Nummer fuenfzehn〜苦悩、ソシテ、告白〜


「冗談だったら・・・苦労しない」

頭を掻きながら苦笑いするその様は冗談には見えなくて。
俺はそれを信じていいのかな?


「ほんと?本当に俺が光輝兄のこと、好きでいいの?」


「おにーさまの言うことくらい、信じたらどうだ」

俺がそれを信じないから、光輝兄はふて腐れてしまった。
でも、仕方ないじゃないか。
俺は直に光輝兄の口から聞きたいんだから。


「本当に本当なんだね?夢なんかじゃないよね?実はこれは夢のお話です、なんて言わないよね?」




「・・・俺は夢だったらいいかと思ったけどな。何度頭をぶつけたことか。夢なら醒めてくれとも思ったけど・・・
残念ながら夢ではないらしい」





そう言って俺のほっぺをきゅっとつねる。何故俺の?と言おうと思ったけれど、何となく嬉しかったのでやめた。
俺は嬉しいけれど、兄はそういう結論に落ち着いたことに、実は納得できていないらしい。
本当に悔しそうだ。おでこのあざがそれを照明している。
相当男を好きになったのが悔しかったんだな・・・顔が緩みそうになったけれど、俺の想像に反して兄が沈痛な面持ちになり、俺はそれを引っ込めた。どうやらそんなに単純な話ではないらしい。






「まだ話は終わっていない。その・・・期待させて悪いとは思ってる。ここから先はお前の聞きたくない話かもしれない。でも・・・聞いてほしいんだ」





ここで黙り込む。俺の返事を待っていた。どういうことなのかと思ったけれど、俺は逃げないことにした。
光輝兄も自分なりに悩んで結論を出そうとしてくれる。だから、俺は、そんな兄に従おうと思っている。
そう返事しても彼はしばらくためらっていたけれど、何かを決意したのか、やっと口を開いた。
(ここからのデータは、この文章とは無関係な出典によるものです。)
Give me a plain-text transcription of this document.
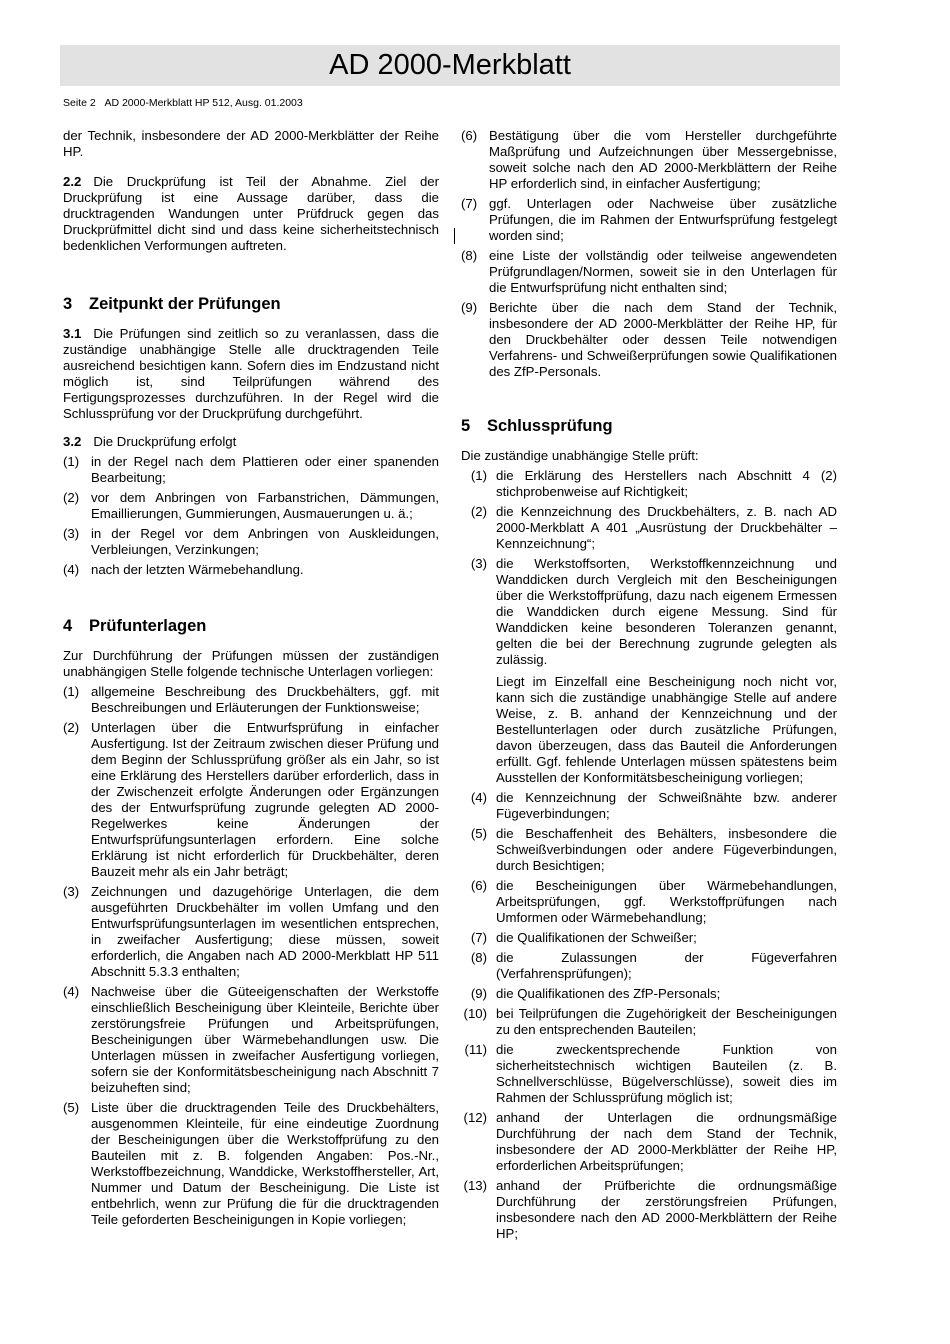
AD 2000-Merkblatt
Seite 2 AD 2000-Merkblatt HP 512, Ausg. 01.2003

der Technik, insbesondere der AD 2000-Merkblätter der Reihe HP.

2.2 Die Druckprüfung ist Teil der Abnahme. Ziel der Druckprüfung ist eine Aussage darüber, dass die drucktragenden Wandungen unter Prüfdruck gegen das Druckprüfmittel dicht sind und dass keine sicherheitstechnisch bedenklichen Verformungen auftreten.

3 Zeitpunkt der Prüfungen

3.1 Die Prüfungen sind zeitlich so zu veranlassen, dass die zuständige unabhängige Stelle alle drucktragenden Teile ausreichend besichtigen kann. Sofern dies im Endzustand nicht möglich ist, sind Teilprüfungen während des Fertigungsprozesses durchzuführen. In der Regel wird die Schlussprüfung vor der Druckprüfung durchgeführt.

3.2 Die Druckprüfung erfolgt

(1) in der Regel nach dem Plattieren oder einer spanenden Bearbeitung;
(2) vor dem Anbringen von Farbanstrichen, Dämmungen, Emaillierungen, Gummierungen, Ausmauerungen u. ä.;
(3) in der Regel vor dem Anbringen von Auskleidungen, Verbleiungen, Verzinkungen;
(4) nach der letzten Wärmebehandlung.
4 Prüfunterlagen

Zur Durchführung der Prüfungen müssen der zuständigen unabhängigen Stelle folgende technische Unterlagen vorliegen:

(1) allgemeine Beschreibung des Druckbehälters, ggf. mit Beschreibungen und Erläuterungen der Funktionsweise;
(2) Unterlagen über die Entwurfsprüfung in einfacher Ausfertigung. Ist der Zeitraum zwischen dieser Prüfung und dem Beginn der Schlussprüfung größer als ein Jahr, so ist eine Erklärung des Herstellers darüber erforderlich, dass in der Zwischenzeit erfolgte Änderungen oder Ergänzungen des der Entwurfsprüfung zugrunde gelegten AD 2000-Regelwerkes keine Änderungen der Entwurfsprüfungsunterlagen erfordern. Eine solche Erklärung ist nicht erforderlich für Druckbehälter, deren Bauzeit mehr als ein Jahr beträgt;
(3) Zeichnungen und dazugehörige Unterlagen, die dem ausgeführten Druckbehälter im vollen Umfang und den Entwurfsprüfungsunterlagen im wesentlichen entsprechen, in zweifacher Ausfertigung; diese müssen, soweit erforderlich, die Angaben nach AD 2000-Merkblatt HP 511 Abschnitt 5.3.3 enthalten;
(4) Nachweise über die Güteeigenschaften der Werkstoffe einschließlich Bescheinigung über Kleinteile, Berichte über zerstörungsfreie Prüfungen und Arbeitsprüfungen, Bescheinigungen über Wärmebehandlungen usw. Die Unterlagen müssen in zweifacher Ausfertigung vorliegen, sofern sie der Konformitätsbescheinigung nach Abschnitt 7 beizuheften sind;
(5) Liste über die drucktragenden Teile des Druckbehälters, ausgenommen Kleinteile, für eine eindeutige Zuordnung der Bescheinigungen über die Werkstoffprüfung zu den Bauteilen mit z. B. folgenden Angaben: Pos.-Nr., Werkstoffbezeichnung, Wanddicke, Werkstoffhersteller, Art, Nummer und Datum der Bescheinigung. Die Liste ist entbehrlich, wenn zur Prüfung die für die drucktragenden Teile geforderten Bescheinigungen in Kopie vorliegen;
(6) Bestätigung über die vom Hersteller durchgeführte Maßprüfung und Aufzeichnungen über Messergebnisse, soweit solche nach den AD 2000-Merkblättern der Reihe HP erforderlich sind, in einfacher Ausfertigung;
(7) ggf. Unterlagen oder Nachweise über zusätzliche Prüfungen, die im Rahmen der Entwurfsprüfung festgelegt worden sind;
(8) eine Liste der vollständig oder teilweise angewendeten Prüfgrundlagen/Normen, soweit sie in den Unterlagen für die Entwurfsprüfung nicht enthalten sind;
(9) Berichte über die nach dem Stand der Technik, insbesondere der AD 2000-Merkblätter der Reihe HP, für den Druckbehälter oder dessen Teile notwendigen Verfahrens- und Schweißerprüfungen sowie Qualifikationen des ZfP-Personals.
5 Schlussprüfung

Die zuständige unabhängige Stelle prüft:

(1) die Erklärung des Herstellers nach Abschnitt 4 (2) stichprobenweise auf Richtigkeit;
(2) die Kennzeichnung des Druckbehälters, z. B. nach AD 2000-Merkblatt A 401 „Ausrüstung der Druckbehälter – Kennzeichnung“;
(3) die Werkstoffsorten, Werkstoffkennzeichnung und Wanddicken durch Vergleich mit den Bescheinigungen über die Werkstoffprüfung, dazu nach eigenem Ermessen die Wanddicken durch eigene Messung. Sind für Wanddicken keine besonderen Toleranzen genannt, gelten die bei der Berechnung zugrunde gelegten als zulässig.

Liegt im Einzelfall eine Bescheinigung noch nicht vor, kann sich die zuständige unabhängige Stelle auf andere Weise, z. B. anhand der Kennzeichnung und der Bestellunterlagen oder durch zusätzliche Prüfungen, davon überzeugen, dass das Bauteil die Anforderungen erfüllt. Ggf. fehlende Unterlagen müssen spätestens beim Ausstellen der Konformitätsbescheinigung vorliegen;

(4) die Kennzeichnung der Schweißnähte bzw. anderer Fügeverbindungen;
(5) die Beschaffenheit des Behälters, insbesondere die Schweißverbindungen oder andere Fügeverbindungen, durch Besichtigen;
(6) die Bescheinigungen über Wärmebehandlungen, Arbeitsprüfungen, ggf. Werkstoffprüfungen nach Umformen oder Wärmebehandlung;
(7) die Qualifikationen der Schweißer;
(8) die Zulassungen der Fügeverfahren (Verfahrensprüfungen);
(9) die Qualifikationen des ZfP-Personals;
(10) bei Teilprüfungen die Zugehörigkeit der Bescheinigungen zu den entsprechenden Bauteilen;
(11) die zweckentsprechende Funktion von sicherheitstechnisch wichtigen Bauteilen (z. B. Schnellverschlüsse, Bügelverschlüsse), soweit dies im Rahmen der Schlussprüfung möglich ist;
(12) anhand der Unterlagen die ordnungsmäßige Durchführung der nach dem Stand der Technik, insbesondere der AD 2000-Merkblätter der Reihe HP, erforderlichen Arbeitsprüfungen;
(13) anhand der Prüfberichte die ordnungsmäßige Durchführung der zerstörungsfreien Prüfungen, insbesondere nach den AD 2000-Merkblättern der Reihe HP;
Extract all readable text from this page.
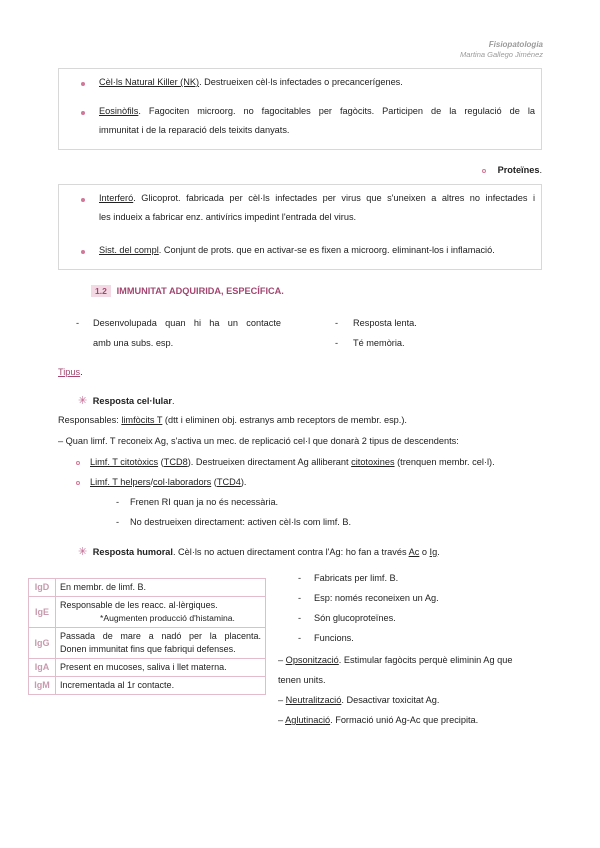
Fisiopatologia
Martina Gallego Jiménez
Cèl·ls Natural Killer (NK). Destrueixen cèl·ls infectades o precancerígenes.
Eosinòfils. Fagociten microorg. no fagocitables per fagòcits. Participen de la regulació de la
immunitat i de la reparació dels teixits danyats.
Proteïnes.
Interferó. Glicoprot. fabricada per cèl·ls infectades per virus que s'uneixen a altres no infectades i
les indueix a fabricar enz. antivírics impedint l'entrada del virus.
Sist. del compl. Conjunt de prots. que en activar-se es fixen a microorg. eliminant-los i inflamació.
1.2 IMMUNITAT ADQUIRIDA, ESPECÍFICA.
- Desenvolupada quan hi ha un contacte
amb una subs. esp.
- Resposta lenta.
- Té memòria.
Tipus.
✳ Resposta cel·lular.
Responsables: limfòcits T (dtt i eliminen obj. estranys amb receptors de membr. esp.).
– Quan limf. T reconeix Ag, s'activa un mec. de replicació cel·l que donarà 2 tipus de descendents:
Limf. T citotòxics (TCD8). Destrueixen directament Ag alliberant citotoxines (trenquen membr. cel·l).
Limf. T helpers/col·laboradors (TCD4).
- Frenen RI quan ja no és necessària.
- No destrueixen directament: activen cèl·ls com limf. B.
✳ Resposta humoral. Cèl·ls no actuen directament contra l'Ag: ho fan a través Ac o Ig.
IgD	En membr. de limf. B.
IgE	Responsable de les reacc. al·lèrgiques.
*Augmenten producció d'histamina.

IgG	Passada de mare a nadó per la placenta.
Donen immunitat fins que fabriqui defenses.

IgA	Present en mucoses, saliva i llet materna.
IgM	Incrementada al 1r contacte.
- Fabricats per limf. B.
- Esp: només reconeixen un Ag.
- Són glucoproteïnes.
- Funcions.
– Opsonització. Estimular fagòcits perquè eliminin Ag que
tenen units.
– Neutralització. Desactivar toxicitat Ag.
– Aglutinació. Formació unió Ag-Ac que precipita.
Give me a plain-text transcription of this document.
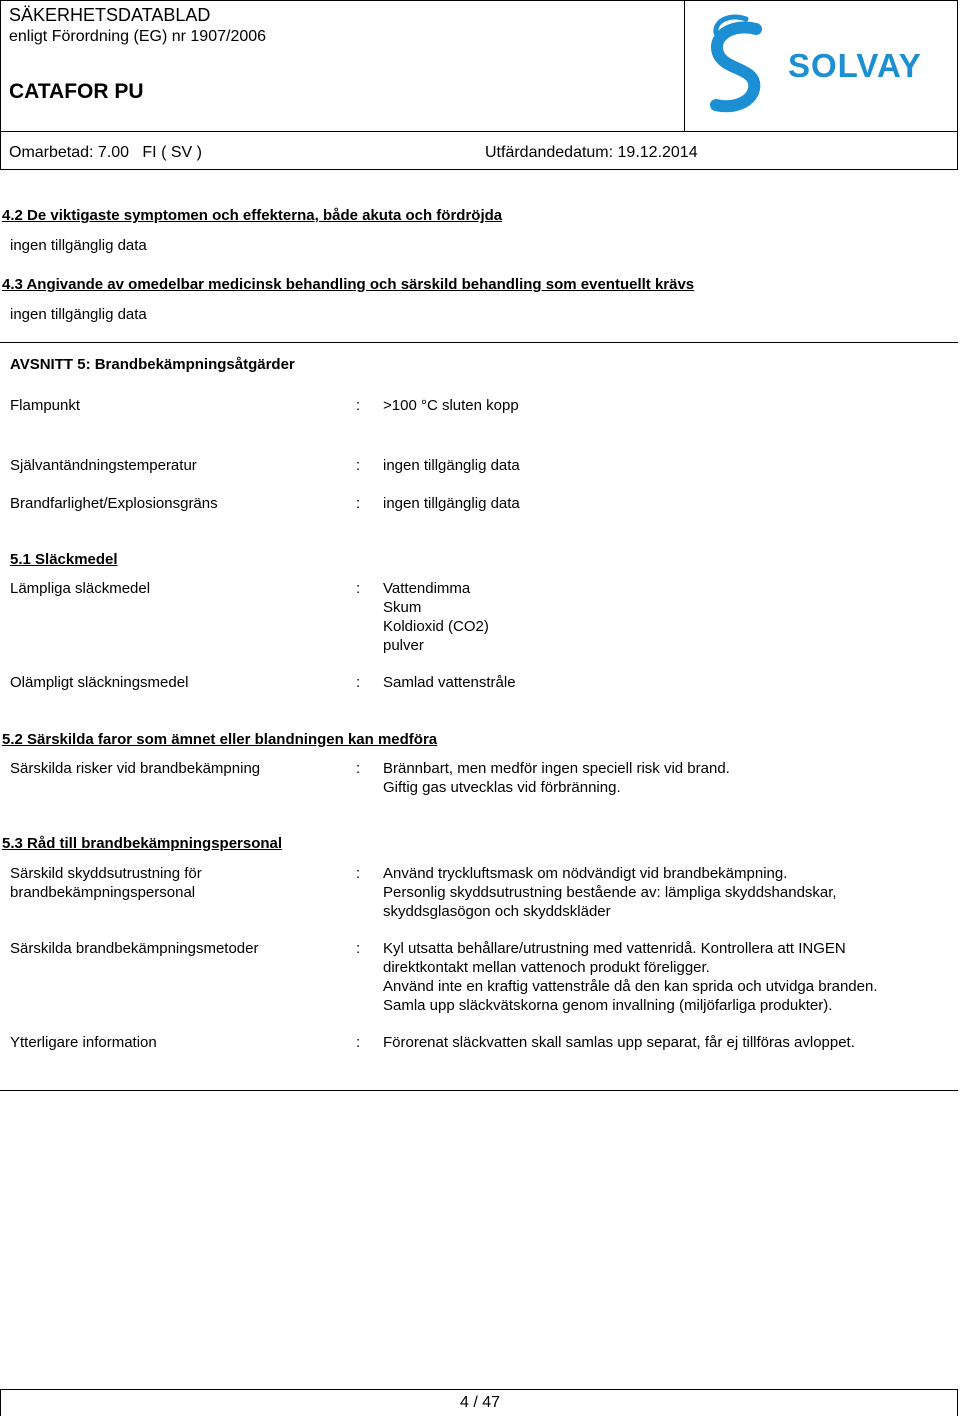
SÄKERHETSDATABLAD
enligt Förordning (EG) nr 1907/2006
CATAFOR PU
SOLVAY
Omarbetad: 7.00   FI ( SV )	Utfärdandedatum: 19.12.2014
4.2 De viktigaste symptomen och effekterna, både akuta och fördröjda
ingen tillgänglig data
4.3 Angivande av omedelbar medicinsk behandling och särskild behandling som eventuellt krävs
ingen tillgänglig data
AVSNITT 5: Brandbekämpningsåtgärder
Flampunkt	: >100 °C sluten kopp
Självantändningstemperatur	: ingen tillgänglig data
Brandfarlighet/Explosionsgräns	: ingen tillgänglig data
5.1 Släckmedel
Lämpliga släckmedel	: Vattendimma
Skum
Koldioxid (CO2)
pulver
Olämpligt släckningsmedel	: Samlad vattenstråle
5.2 Särskilda faror som ämnet eller blandningen kan medföra
Särskilda risker vid brandbekämpning	: Brännbart, men medför ingen speciell risk vid brand.
Giftig gas utvecklas vid förbränning.
5.3 Råd till brandbekämpningspersonal
Särskild skyddsutrustning för
brandbekämpningspersonal
: Använd tryckluftsmask om nödvändigt vid brandbekämpning.
Personlig skyddsutrustning bestående av: lämpliga skyddshandskar,
skyddsglasögon och skyddskläder
Särskilda brandbekämpningsmetoder	: Kyl utsatta behållare/utrustning med vattenridå. Kontrollera att INGEN
direktkontakt mellan vattenoch produkt föreligger.
Använd inte en kraftig vattenstråle då den kan sprida och utvidga branden.
Samla upp släckvätskorna genom invallning (miljöfarliga produkter).
Ytterligare information	: Förorenat släckvatten skall samlas upp separat, får ej tillföras avloppet.
4 / 47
「こうやってお前らの邪魔をしてみたものの、本当はまだ俺は瞬をお前が望むような目で見れているわけじゃないんだ。
お前に冗談扱いされて拗ねていたこともあったけど・・・それは半分程度だ。
やっぱり、男同士というのは、無視できなかった。好きなら性別は関係ない・・・残念ながら俺はそう断言できる性格じゃないんだ。
お前に『キモい』と言われてそれを思い知ったよ。やはり女と付き合うのが自然なのか、




俺と付き合うことが果たして瞬にとって幸せなのか・・・




瞬には悪いと思ったけれど、今度こそお前を突き放すべきだと思ったんだ。
そして・・・それがお前の望みでもある、俺はそう思い込んでた。
俺がそう言っても、時がお前を癒してくれる、そんなずるいことも考えていた。
お前ならそのうち許してくれる・・・俺は甘えていたのかもしれない。
俺はどんな覚悟でお前が告白したのかを忘れていたんだ。
もしそれを覚えていたら、『キモい』といったときのお前の気持ち・・・察してやれたのかもしれない。
いや、忘れたというよりも・・・逃げたのかもしれないな。
お前が本気だということは痛いほどわかってた。
だから、お前を利用しなかったとは言い切れないんだ。
それについては何も弁解するつもりはない。





でも、俺はもうお前のことをただの弟と見ることが出来なくなったことも、本当なんだ。
弟に抱く以上の気持ちでお前を愛してやりたい、守ってやりたいとも思う。
今更こんなことを言ったって、信じてもらえないことはわかっている。
お前を傷つけるだけ傷つけておいて、虫のいい話だと解っている。

それでも・・・言わせてほしい。





・・・俺は瞬が好き・・・なんだと思う。